Medicine Horse said she was born anatomically as a boy, but mentally as a girl. About five years ago, after therapy and hormone treatments, she started dressing as a woman. However, one day after working out at the MSU student gym, she realized she had nowhere to take a private shower.
She said she brought her concerns to student government leaders at the Associate Students of MSU, but despite some lip service, nothing happened. Months later she brought it up again to MSU’s new dean of students, Matt Caires, who approached the new ASMSU leaders.
Kiah Abbey, then MSU student president, and Troy Duker, a student senator, took action. They got a resolution passed last fall, first by the ASMSU Senate and then the UM Student Senate, asking the Board of Regents to change its policy.
Christian appointed a work group to look into the proposal. He said it typically takes six to 12 months to change a policy for the entire University System.
“I could not be more excited,” said Abbey, an MSU senior in political science and a “straight ally” to lesbian, gay, bisexual and transgender students. “Holey moley – students got together to make the university more LGBT friendly. … We can say to a community of 50,000 people that your gender identity doesn’t matter, we’re here to support you.”
She said it was “really cool” to see students support the policy change, including in conservative communities like Dillon and Havre. Only the MSU-Billings student senators declined to support the resolution, she said.
Regent Jeff Krauss of Bozeman didn’t vote Monday but said that was because of a scheduling mix-up, and he fully supports it. Zach Rogala, the new student regent, was on an already scheduled international trip and missed the vote.
According to the work group’s report, 623 colleges and universities have non-discrimination policies for gender identity. Twenty-seven states offer some legal protections barring discrimination for sexual orientation and 16 states do so far gender identity.

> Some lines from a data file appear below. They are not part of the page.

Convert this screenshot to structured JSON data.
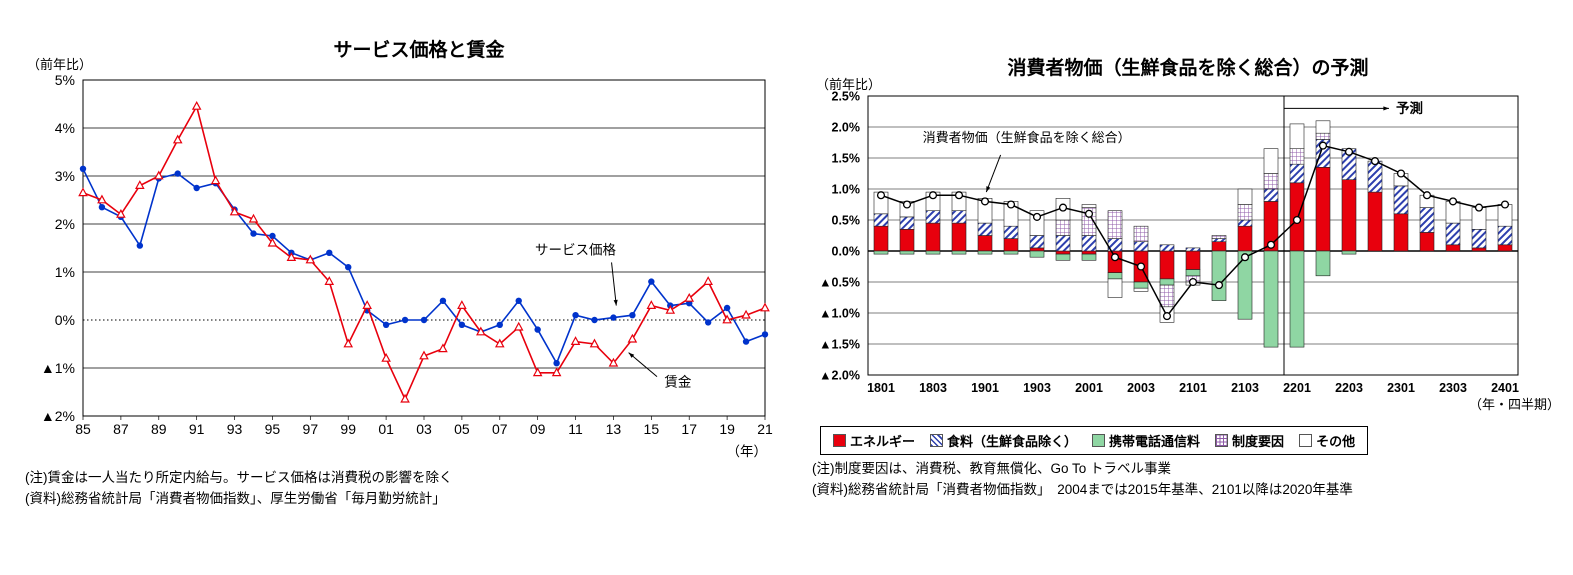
{
  "chart_data": [
    {
      "id": "service-price-wage",
      "type": "line",
      "title": "サービス価格と賃金",
      "y_unit_label": "（前年比）",
      "x_unit_label": "（年）",
      "ylim": [
        -2,
        5
      ],
      "start_year": 1985,
      "yticks": [
        {
          "v": 5,
          "label": "5%"
        },
        {
          "v": 4,
          "label": "4%"
        },
        {
          "v": 3,
          "label": "3%"
        },
        {
          "v": 2,
          "label": "2%"
        },
        {
          "v": 1,
          "label": "1%"
        },
        {
          "v": 0,
          "label": "0%"
        },
        {
          "v": -1,
          "label": "▲1%"
        },
        {
          "v": -2,
          "label": "▲2%"
        }
      ],
      "xtick_labels": [
        "85",
        "87",
        "89",
        "91",
        "93",
        "95",
        "97",
        "99",
        "01",
        "03",
        "05",
        "07",
        "09",
        "11",
        "13",
        "15",
        "17",
        "19",
        "21"
      ],
      "series": [
        {
          "name": "サービス価格",
          "color": "#0033cc",
          "marker": "circle",
          "values": [
            3.15,
            2.35,
            2.15,
            1.55,
            2.95,
            3.05,
            2.75,
            2.85,
            2.3,
            1.8,
            1.75,
            1.4,
            1.25,
            1.4,
            1.1,
            0.2,
            -0.1,
            0.0,
            0.0,
            0.4,
            -0.1,
            -0.25,
            -0.1,
            0.4,
            -0.2,
            -0.9,
            0.1,
            0.0,
            0.05,
            0.1,
            0.8,
            0.3,
            0.35,
            -0.05,
            0.25,
            -0.45,
            -0.3
          ]
        },
        {
          "name": "賃金",
          "color": "#e8000d",
          "marker": "triangle-open",
          "values": [
            2.65,
            2.5,
            2.2,
            2.8,
            3.0,
            3.75,
            4.45,
            2.9,
            2.25,
            2.1,
            1.6,
            1.3,
            1.25,
            0.8,
            -0.5,
            0.3,
            -0.8,
            -1.65,
            -0.75,
            -0.6,
            0.3,
            -0.25,
            -0.5,
            -0.15,
            -1.1,
            -1.1,
            -0.45,
            -0.5,
            -0.9,
            -0.4,
            0.3,
            0.2,
            0.45,
            0.8,
            0.0,
            0.1,
            0.25
          ]
        }
      ],
      "annotations": [
        {
          "text": "サービス価格",
          "t_year": 2011.0,
          "t_value": 1.45,
          "f_year": 2012.9,
          "f_value": 1.2,
          "a_year": 2013.15,
          "a_value": 0.3
        },
        {
          "text": "賃金",
          "t_year": 2016.4,
          "t_value": -1.3,
          "f_year": 2015.3,
          "f_value": -1.18,
          "a_year": 2013.8,
          "a_value": -0.68
        }
      ],
      "notes": [
        "(注)賃金は一人当たり所定内給与。サービス価格は消費税の影響を除く",
        "(資料)総務省統計局「消費者物価指数」、厚生労働省「毎月勤労統計」"
      ]
    },
    {
      "id": "cpi-forecast",
      "type": "bar-line",
      "title": "消費者物価（生鮮食品を除く総合）の予測",
      "y_unit_label": "（前年比）",
      "x_unit_label": "（年・四半期）",
      "ylim": [
        -2.0,
        2.5
      ],
      "yticks": [
        {
          "v": 2.5,
          "label": "2.5%"
        },
        {
          "v": 2.0,
          "label": "2.0%"
        },
        {
          "v": 1.5,
          "label": "1.5%"
        },
        {
          "v": 1.0,
          "label": "1.0%"
        },
        {
          "v": 0.5,
          "label": "0.5%"
        },
        {
          "v": 0.0,
          "label": "0.0%"
        },
        {
          "v": -0.5,
          "label": "▲0.5%"
        },
        {
          "v": -1.0,
          "label": "▲1.0%"
        },
        {
          "v": -1.5,
          "label": "▲1.5%"
        },
        {
          "v": -2.0,
          "label": "▲2.0%"
        }
      ],
      "quarters": [
        "1801",
        "1802",
        "1803",
        "1804",
        "1901",
        "1902",
        "1903",
        "1904",
        "2001",
        "2002",
        "2003",
        "2004",
        "2101",
        "2102",
        "2103",
        "2104",
        "2201",
        "2202",
        "2203",
        "2204",
        "2301",
        "2302",
        "2303",
        "2304",
        "2401"
      ],
      "xtick_labels": [
        "1801",
        "1803",
        "1901",
        "1903",
        "2001",
        "2003",
        "2101",
        "2103",
        "2201",
        "2203",
        "2301",
        "2303",
        "2401"
      ],
      "bar_series": [
        {
          "name": "エネルギー",
          "kind": "solid",
          "color": "#e8000d",
          "values": [
            0.4,
            0.35,
            0.45,
            0.45,
            0.25,
            0.2,
            0.05,
            -0.05,
            -0.05,
            -0.35,
            -0.5,
            -0.45,
            -0.3,
            0.15,
            0.4,
            0.8,
            1.1,
            1.35,
            1.15,
            0.95,
            0.6,
            0.3,
            0.1,
            0.05,
            0.1
          ]
        },
        {
          "name": "食料（生鮮食品除く）",
          "kind": "stripe",
          "color": "#2d3fae",
          "values": [
            0.2,
            0.2,
            0.2,
            0.2,
            0.2,
            0.2,
            0.2,
            0.25,
            0.25,
            0.2,
            0.15,
            0.1,
            0.05,
            0.05,
            0.1,
            0.2,
            0.3,
            0.45,
            0.5,
            0.5,
            0.45,
            0.4,
            0.35,
            0.3,
            0.3
          ]
        },
        {
          "name": "携帯電話通信料",
          "kind": "solid",
          "color": "#8fd6a3",
          "values": [
            -0.05,
            -0.05,
            -0.05,
            -0.05,
            -0.05,
            -0.05,
            -0.1,
            -0.1,
            -0.1,
            -0.1,
            -0.1,
            -0.1,
            -0.1,
            -0.8,
            -1.1,
            -1.55,
            -1.55,
            -0.4,
            -0.05,
            0,
            0,
            0,
            0,
            0,
            0
          ]
        },
        {
          "name": "制度要因",
          "kind": "grid",
          "color": "#8f5ba8",
          "values": [
            0,
            0,
            0,
            0,
            0,
            0,
            0,
            0.25,
            0.45,
            0.45,
            0.25,
            -0.35,
            -0.1,
            0.05,
            0.25,
            0.25,
            0.25,
            0.1,
            0,
            0,
            0,
            0,
            0,
            0,
            0
          ]
        },
        {
          "name": "その他",
          "kind": "plain",
          "color": "#ffffff",
          "values": [
            0.35,
            0.25,
            0.3,
            0.3,
            0.4,
            0.4,
            0.4,
            0.35,
            0.05,
            -0.3,
            -0.05,
            -0.25,
            -0.05,
            0.0,
            0.25,
            0.4,
            0.4,
            0.2,
            0.0,
            0.0,
            0.2,
            0.2,
            0.35,
            0.35,
            0.35
          ]
        }
      ],
      "line_series": {
        "name": "消費者物価（生鮮食品を除く総合）",
        "color": "#000000",
        "values": [
          0.9,
          0.75,
          0.9,
          0.9,
          0.8,
          0.75,
          0.55,
          0.7,
          0.6,
          -0.1,
          -0.25,
          -1.05,
          -0.5,
          -0.55,
          -0.1,
          0.1,
          0.5,
          1.7,
          1.6,
          1.45,
          1.25,
          0.9,
          0.8,
          0.7,
          0.75
        ]
      },
      "forecast": {
        "label": "予測",
        "boundary_index": 16
      },
      "annotation": {
        "text": "消費者物価（生鮮食品を除く総合）",
        "t_index": 5.6,
        "t_value": 1.82,
        "f_index": 4.6,
        "f_value": 1.55,
        "a_index": 4.05,
        "a_value": 0.95
      },
      "notes": [
        "(注)制度要因は、消費税、教育無償化、Go To トラベル事業",
        "(資料)総務省統計局「消費者物価指数」　2004までは2015年基準、2101以降は2020年基準"
      ]
    }
  ]
}
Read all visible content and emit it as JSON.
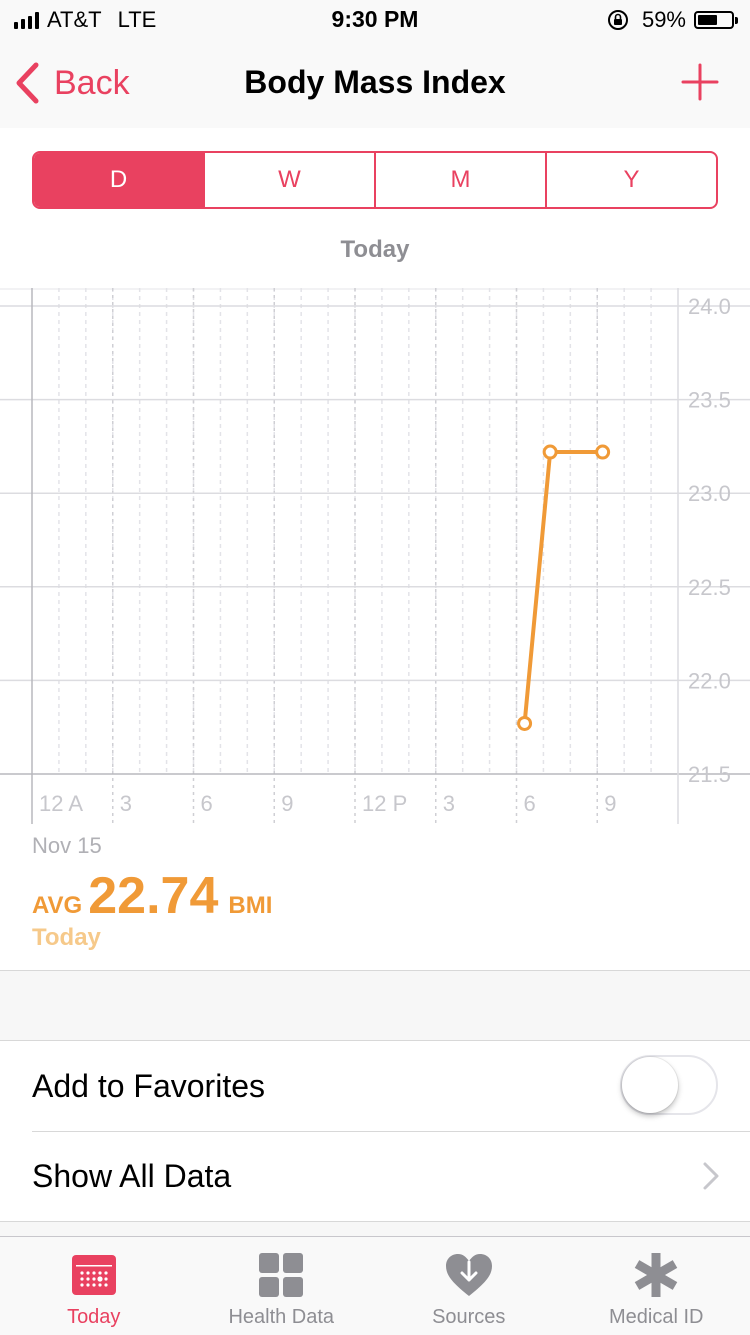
{
  "status_bar": {
    "carrier": "AT&T",
    "network": "LTE",
    "time": "9:30 PM",
    "battery": "59%",
    "battery_level": 0.59
  },
  "nav": {
    "back_label": "Back",
    "title": "Body Mass Index"
  },
  "segments": [
    {
      "label": "D",
      "active": true
    },
    {
      "label": "W",
      "active": false
    },
    {
      "label": "M",
      "active": false
    },
    {
      "label": "Y",
      "active": false
    }
  ],
  "range_label": "Today",
  "chart_data": {
    "type": "line",
    "x_unit": "hour of day",
    "x_ticks": [
      "12 A",
      "3",
      "6",
      "9",
      "12 P",
      "3",
      "6",
      "9"
    ],
    "y_ticks": [
      "24.0",
      "23.5",
      "23.0",
      "22.5",
      "22.0",
      "21.5"
    ],
    "ylim": [
      21.5,
      24.0
    ],
    "xlim": [
      0,
      24
    ],
    "series": [
      {
        "points": [
          {
            "x": 18.3,
            "y": 21.77
          },
          {
            "x": 19.25,
            "y": 23.22
          },
          {
            "x": 21.2,
            "y": 23.22
          }
        ]
      }
    ],
    "color": "#f09a37",
    "grid": true
  },
  "summary": {
    "date": "Nov 15",
    "avg_label": "AVG",
    "avg_value": "22.74",
    "unit": "BMI",
    "period": "Today"
  },
  "list": {
    "favorites_label": "Add to Favorites",
    "favorites_on": false,
    "show_all_label": "Show All Data"
  },
  "tabs": [
    {
      "label": "Today",
      "icon": "calendar-icon",
      "active": true
    },
    {
      "label": "Health Data",
      "icon": "grid-icon",
      "active": false
    },
    {
      "label": "Sources",
      "icon": "heart-download-icon",
      "active": false
    },
    {
      "label": "Medical ID",
      "icon": "asterisk-icon",
      "active": false
    }
  ],
  "colors": {
    "accent": "#e94160",
    "chart": "#f09a37"
  }
}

Medicine Horse said she’s not the only student helped by the policy. Last winter 23 students attended the first meeting of the Transgender Club, or T-MSU, and she believes there may be dozens more who are reticent because of family, jobs or social stigma.
In a, Chronicle interview last fall, Medicine Horse talked about how historically transgender Americans were arrested, fired, humiliated and given electroshock treatments, and that she had been beaten growing up. The article prompted only one negative comment, she said.
“Everybody has been extremely positive in the community, on campus,” Medicine Horse said of the discrimination policy change, “telling me what a good thing it is, something whose time has come.”